Тот, как живое существо, запульсировал в его руке. Корум решил остановить Гэйнора.

Ветер пытался сбросить его на землю, но, в отличие от Гэйнора, Корум не поддался паническому страху. Спрыгнув с Желтого Коня, он двинулся к Гэйнору. Налетевший порыв едва не сбил его с ног, но Корум устоял и, приблизившись к неприятелю, с мрачной решимостью преградил ему путь.

Металлическим кулаком Гэйнор нанес Коруму удар в лицо, одновременно вырвав у него меч, и вскинул клинок, чтобы окончательно поразить вадхагского принца. Доспехи Гэйнора стали сине-черными, а тем временем камни Крэг Дона вращались все быстрее и быстрее.

Корум увидел, как за спиной Гэйнора вырос Гованон и схватил его за запястье, но тот вывернулся из захвата и обрушил на кузнеца удар, предназначавшийся Коруму.

Второй раз Предатель поразил Гованона, и второй раз он остался в ране, а Гэйнор сорвался с места, миновав, наконец, последний круг.

Корум подполз к лежащему Гованону. Рана была ужасной. Кровь кузнеца-сида хлестала из распоротого Предателем тела и впитывалась в мерзлую землю.
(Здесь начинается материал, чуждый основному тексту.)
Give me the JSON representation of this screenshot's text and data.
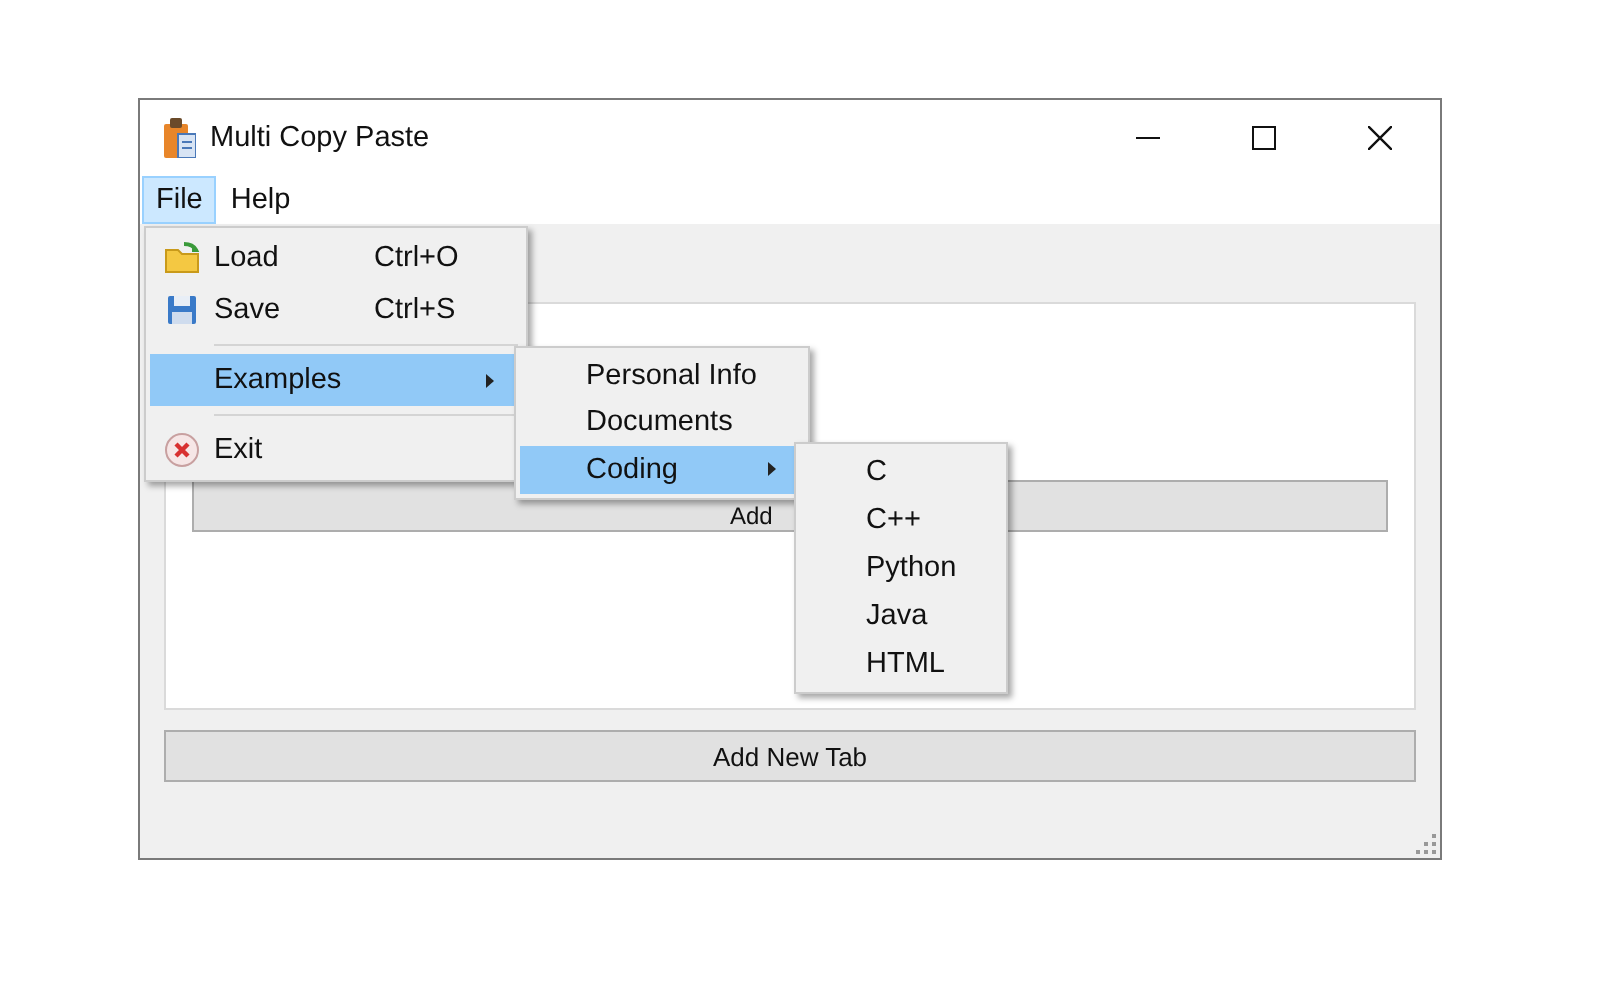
{
  "window": {
    "title": "Multi Copy Paste"
  },
  "menubar": [
    {
      "label": "File",
      "selected": true
    },
    {
      "label": "Help",
      "selected": false
    }
  ],
  "file_menu": [
    {
      "kind": "item",
      "label": "Load",
      "shortcut": "Ctrl+O",
      "selected": false,
      "submenu": false
    },
    {
      "kind": "item",
      "label": "Save",
      "shortcut": "Ctrl+S",
      "selected": false,
      "submenu": false
    },
    {
      "kind": "separator"
    },
    {
      "kind": "item",
      "label": "Examples",
      "selected": true,
      "submenu": true
    },
    {
      "kind": "separator"
    },
    {
      "kind": "item",
      "label": "Exit",
      "selected": false,
      "submenu": false
    }
  ],
  "examples_menu": [
    {
      "kind": "item",
      "label": "Personal Info",
      "selected": false,
      "submenu": false
    },
    {
      "kind": "item",
      "label": "Documents",
      "selected": false,
      "submenu": false
    },
    {
      "kind": "item",
      "label": "Coding",
      "selected": true,
      "submenu": true
    }
  ],
  "coding_menu": [
    {
      "kind": "item",
      "label": "C",
      "selected": false,
      "submenu": false
    },
    {
      "kind": "item",
      "label": "C++",
      "selected": false,
      "submenu": false
    },
    {
      "kind": "item",
      "label": "Python",
      "selected": false,
      "submenu": false
    },
    {
      "kind": "item",
      "label": "Java",
      "selected": false,
      "submenu": false
    },
    {
      "kind": "item",
      "label": "HTML",
      "selected": false,
      "submenu": false
    }
  ],
  "panel": {
    "button": "Add"
  },
  "add_tab_button": "Add New Tab"
}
Корум вырвал лунное лезвие из бока Гованона и положил его большую голову себе на колени. Кровь уже отхлынула от. лица Гованона. Сид умирал. Ему оставалось жить несколько минут.

— Ты правильно назвал меч, вадхаг, — прошептал Гованон. — И меня постигла прекрасная смерть.

— Ох, Гованон… — вырвалось у Корума, но кузнец покачал головой.

— Я рад, что умираю. Мое время в этой плоскости подошло к концу. Для таких, как мы, вадхаг, нет места. Не здесь. И не сейчас. Еще никто не знает, что зараза малибаннов распространится по этой реальности и будет распространяться даже тогда, когда малибанны исчезнут. Если можешь, уходи отсюда…

— Не могу, — сказал Корум. — Тут женщина, которую я люблю.

— Ну, если так… — Гованон зашелся кашлем. Его глаза остекленели и закрылись. Дыхание прекратилось.

Корум медленно поднялся, не обращая внимания на могучие порывы ветра. Он увидел, что фой миоре все еще борются с ураганом, но рядом с ними уже почти никого не осталось.

Сквозь порывы ветра пробился Амергин и взял Корума за руку.

— Я видел, как погиб Гованон. Если бы мы успели доставить его в Кер Ллуд, может, котел вернул бы его к жизни.

Корум покачал головой.

— Он хотел умереть…

Амергин кивнул, и помолчав, взглянул на внутренний круг.

— Фой миоре еще сопротивляются вихрю, но большинствоих людей уже отправились в ад.

Тут Корум вспомнил о Джери и стал искать его глазами среди расплывчатых очертаний людей и животных. Ему показалось, что он увидел его — бледный и испуганный, Джери стоял у алтаря, отчаянно махая руками — но через мгновение он снова исчез.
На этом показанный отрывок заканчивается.